We are not feared in this region, we are not liked in this region, and I would argue that we are not even respected in this region. All of this is coming at a time when America’s national security interests are more inextricably linked to the Middle East and the Arab-Muslim world than at any time in this country’s history.

If the Syrians want the Golan Heights back, if they want the same deal that [Egyptian President] Anwar Sadat got [in the Egypt-Israel peace treaty of 1979], which was 100 percent of Sinai and the dismantling of all Israeli settlements— which is what the Syrians will demand—then they are going to have to pay for it. They are going to have to offer Israel far more than some cold, formalized non-belligerency agreement. They are going to have to get serious. That is the real problem and Bashar Assad, who seems to me to have all the flaws of his father [Hafez Assad] but none of his strengths, has never seemed to understand that. And Olmert, who I think is more of a politician than a statesman, has been reluctant to commit himself.

You’ve created a situation where if the two sides really want to get serious there would be some back-channel discussion between them, like there was between the Egyptians and the Israelis, and definitely a robust role for the United States as a broker. We could help the two sides, as we tried to do for seven years during the Clinton administration, to work out a deal on security normalization and withdrawal. But we could also guarantee an agreement with forces—even though they could be international in character—as well as economic assistance, and a whole integrated approach to ensure that the Golan area becomes an integrated part of the Syrian-Israeli economy so that both sides will never risk conflict or confrontation again. I don’t think you can do this agreement without the United States, so you need an administration that is really prepared to get into this in a way that the Bush administration, for many reasons, chose not to.

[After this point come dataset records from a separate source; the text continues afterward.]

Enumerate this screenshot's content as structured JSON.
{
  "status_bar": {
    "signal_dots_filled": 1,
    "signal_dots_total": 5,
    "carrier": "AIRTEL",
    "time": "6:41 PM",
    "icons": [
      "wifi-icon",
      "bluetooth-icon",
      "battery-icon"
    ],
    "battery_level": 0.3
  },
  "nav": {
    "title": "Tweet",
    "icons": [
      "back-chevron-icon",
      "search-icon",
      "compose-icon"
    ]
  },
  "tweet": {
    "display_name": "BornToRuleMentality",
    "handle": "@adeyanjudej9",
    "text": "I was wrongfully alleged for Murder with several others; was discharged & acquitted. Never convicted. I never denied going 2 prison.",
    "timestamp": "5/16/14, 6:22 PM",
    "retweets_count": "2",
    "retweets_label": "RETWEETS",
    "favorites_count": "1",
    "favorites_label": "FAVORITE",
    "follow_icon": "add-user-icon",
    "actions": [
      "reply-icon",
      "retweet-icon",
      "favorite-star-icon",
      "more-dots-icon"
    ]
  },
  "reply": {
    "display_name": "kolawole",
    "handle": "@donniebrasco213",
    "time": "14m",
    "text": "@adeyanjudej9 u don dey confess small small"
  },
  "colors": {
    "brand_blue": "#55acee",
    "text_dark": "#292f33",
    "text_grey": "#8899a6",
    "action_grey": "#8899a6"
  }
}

President Carter was recently in Syria meeting with the head of Hamas. He came back saying that Israel should talk directly to Hamas and Hamas will respect the peace agreement if it’s approved by the Palestinian people in a referendum. You were talking about the Egyptians trying to work out a situation in Gaza. Should the United States do anything with Hamas or follow the Israeli line and refuse to deal with them?

I just don’t think right now that America has much leverage—incentives or disincentives—to use in order to test the possibility that Hamas behavior can change. It took us twenty years to get the secular manifestation of Palestinian nationalism, the Palestine Liberation Organization [PLO], into a negotiating process with Israel. How long would it take us to get the religious manifestation of Palestinian nationalism [Hamas] into that same process? When and if it comes, it will come as a consequence of a secret arrangement between Hamas and Israelis, which we, just as we did when the PLO and Israel negotiated an arrangement in Oslo in 1993, will seek to validate. I just don’t think we have cards to play. A dialogue with Hamas will be a key to an empty room right now and I don’t think it will advance matters. I don’t think what Carter did represents the end of the world, but I don’t think it’s terribly positive either because what is really going on right now are two separate processes which Carter’s trip to Damascus is not going to affect—one is Abbas’s and Olmert’s conversation and the other is the Egyptian-brokered Hamas-Israel deal.